Chris McCabe

 

 

HOW TO READ MUSIC

 

Topless she taught me to read music

a body needs no metronome to fall

like this – vanilla butter softens where

the pink tie fits. An A4 pad the Bumper

Book of Science-cum-magic. I made my

worst ever joke (at a moment like this!)

(about a bump in my crochet). She drew

a treble clef like a pound sign decimated

by recession. She said that quaver equals

doctor but it was the DING DANG DONG

in Frere Jacques that brought me off. That

and the three hats (stetson last). Bassnotes

like lamp-posts throbbed by midnight cats,

so what if even my best poems have a gram

mar & a structure – I knew to tune up to

F A C E but – as is the case with all rules –

there is no fun sitting on a stave

 

 

 

PAVEL’S 1ST ART LESSON

 

[Points at Van Gogh] What’s daaaaa?

 

That’s a Van Gogh.

A Van Gogh.

with mousetail cobbles.
flapjack bricks.
pancake tables.
anorak waitresses.
fudgecake shadows.
ecstatic suitors.
chess-piece diners.
branch-armed boys.
pie-faced horses. 
sausage-green trees.
flowerbed stars.

[Points again at Van Gogh] What’s daaaaa?

 

That’s a Van Gogh.

A Van Gogh.

with mousetail cobbles.
flapjack bricks.
pancake tables.
anorak waitresses.
fudgecake shadows.
ecstatic suitors.
chess-piece diners.
branch-armed boys.
pie-faced horses.
sausage-green trees.
flowerbed stars.

 

[Points left of Van Gogh] What’s daaaaa?

Wallpaper.

 

 

 

PRE-RECORD, NOT FADE AWAY

 

I am thinking of your voice.

How thinking of your voice.

I try & all I see is how you looked.

Sometimes, without hearing,

I picture the sound of your words.

But where is that?

How the Tube makes us read

ourselves each time new

under the Thames the tremulous –

I almost panicked: is there anything

remains in analogue of how

you spoke, once, captured as a joke?

 

I create the format to support it,

picture the reels on which you spoke,

but when silent to listen, all I see is your face.

 

 

 

  THE LEXICON OF PLC

 

for Pavel

 

He puts his head in a drum & his heart beats.
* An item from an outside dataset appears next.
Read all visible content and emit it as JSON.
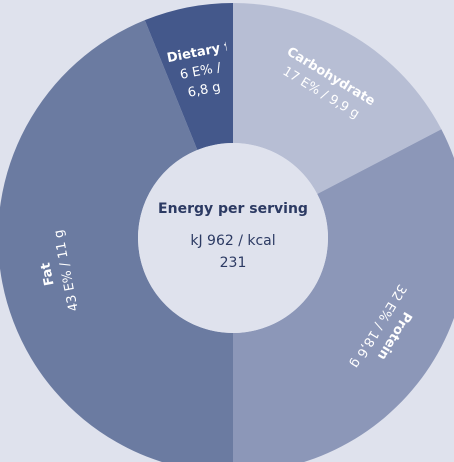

Pulls the chord on the ’61 Fisher Price phone –

eyes toggle future detachments of text. Applauds

his own consultant, shares a round of teated

barley. Kisses the nurse’s cheek before her operation.
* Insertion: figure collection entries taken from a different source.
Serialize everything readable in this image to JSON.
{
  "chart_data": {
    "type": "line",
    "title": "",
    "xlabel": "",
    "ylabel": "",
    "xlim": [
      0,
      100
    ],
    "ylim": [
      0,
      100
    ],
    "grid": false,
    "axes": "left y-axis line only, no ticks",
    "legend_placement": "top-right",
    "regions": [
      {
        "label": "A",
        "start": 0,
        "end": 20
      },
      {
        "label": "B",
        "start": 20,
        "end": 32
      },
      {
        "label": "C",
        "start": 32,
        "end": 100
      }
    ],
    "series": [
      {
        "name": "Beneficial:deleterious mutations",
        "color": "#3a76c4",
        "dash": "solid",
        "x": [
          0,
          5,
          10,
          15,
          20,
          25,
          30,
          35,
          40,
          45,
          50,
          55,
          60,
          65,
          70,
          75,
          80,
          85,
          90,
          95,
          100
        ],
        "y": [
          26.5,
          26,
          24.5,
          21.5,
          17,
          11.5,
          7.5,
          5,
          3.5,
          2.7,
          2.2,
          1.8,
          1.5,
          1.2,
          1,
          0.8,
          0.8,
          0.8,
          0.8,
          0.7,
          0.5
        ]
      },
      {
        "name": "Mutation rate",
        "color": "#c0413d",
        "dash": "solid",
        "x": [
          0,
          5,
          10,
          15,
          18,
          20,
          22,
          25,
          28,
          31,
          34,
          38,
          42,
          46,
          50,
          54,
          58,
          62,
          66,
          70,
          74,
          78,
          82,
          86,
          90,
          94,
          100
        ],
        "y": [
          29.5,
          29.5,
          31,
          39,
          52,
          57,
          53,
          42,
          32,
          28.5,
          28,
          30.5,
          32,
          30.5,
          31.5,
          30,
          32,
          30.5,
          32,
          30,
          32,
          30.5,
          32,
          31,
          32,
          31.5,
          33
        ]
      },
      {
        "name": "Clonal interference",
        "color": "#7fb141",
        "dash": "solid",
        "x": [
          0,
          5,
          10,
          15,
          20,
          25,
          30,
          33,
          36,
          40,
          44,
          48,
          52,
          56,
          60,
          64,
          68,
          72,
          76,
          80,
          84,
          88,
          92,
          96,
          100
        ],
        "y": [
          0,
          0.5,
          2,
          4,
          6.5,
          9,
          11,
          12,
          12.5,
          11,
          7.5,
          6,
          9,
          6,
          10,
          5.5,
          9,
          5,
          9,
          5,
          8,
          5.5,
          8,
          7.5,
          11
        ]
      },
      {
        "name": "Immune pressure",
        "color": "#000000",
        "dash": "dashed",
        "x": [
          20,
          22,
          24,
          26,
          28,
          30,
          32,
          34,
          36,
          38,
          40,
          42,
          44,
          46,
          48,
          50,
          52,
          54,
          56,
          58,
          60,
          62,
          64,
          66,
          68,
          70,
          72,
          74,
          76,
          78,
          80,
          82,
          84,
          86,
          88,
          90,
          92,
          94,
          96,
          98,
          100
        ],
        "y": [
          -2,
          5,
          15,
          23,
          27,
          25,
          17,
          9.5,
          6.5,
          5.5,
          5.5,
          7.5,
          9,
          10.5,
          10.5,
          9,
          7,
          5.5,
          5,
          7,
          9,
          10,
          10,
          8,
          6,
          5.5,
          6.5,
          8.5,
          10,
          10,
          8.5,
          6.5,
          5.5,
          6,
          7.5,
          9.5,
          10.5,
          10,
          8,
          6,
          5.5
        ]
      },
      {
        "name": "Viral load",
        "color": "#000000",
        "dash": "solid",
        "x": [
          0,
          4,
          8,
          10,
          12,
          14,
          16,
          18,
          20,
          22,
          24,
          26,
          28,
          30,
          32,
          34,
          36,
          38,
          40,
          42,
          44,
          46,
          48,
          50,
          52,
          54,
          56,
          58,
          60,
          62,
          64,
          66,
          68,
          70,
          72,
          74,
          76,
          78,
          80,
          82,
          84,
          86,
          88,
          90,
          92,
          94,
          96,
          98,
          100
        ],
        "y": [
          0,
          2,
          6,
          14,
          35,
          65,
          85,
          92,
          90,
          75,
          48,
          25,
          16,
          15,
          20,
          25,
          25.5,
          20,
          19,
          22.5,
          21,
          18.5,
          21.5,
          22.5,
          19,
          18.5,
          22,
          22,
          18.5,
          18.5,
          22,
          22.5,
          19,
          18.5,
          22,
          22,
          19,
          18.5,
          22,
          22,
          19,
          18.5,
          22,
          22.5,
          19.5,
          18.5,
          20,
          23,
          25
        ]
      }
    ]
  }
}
Creates his own currency in the Recovery Room

of koala bear sticky-labels. Stamps ants. Eats envelopes.

Teases the weasel from its box with an offer of red.

Ridicules the scale of VHS – nothing smaller? –

inverts the M of Fritz Lang to make things white,

wears a candled stetson with his druid suit to light

his dreams, hooks a snake over collectible Ballard,

thinks milk is something he makes appear just

to download its disappearance. Tickles his oral syringe

with tinsel. Imagines vowels. Imagines vowels can

come in any shape, depending how much noise he makes.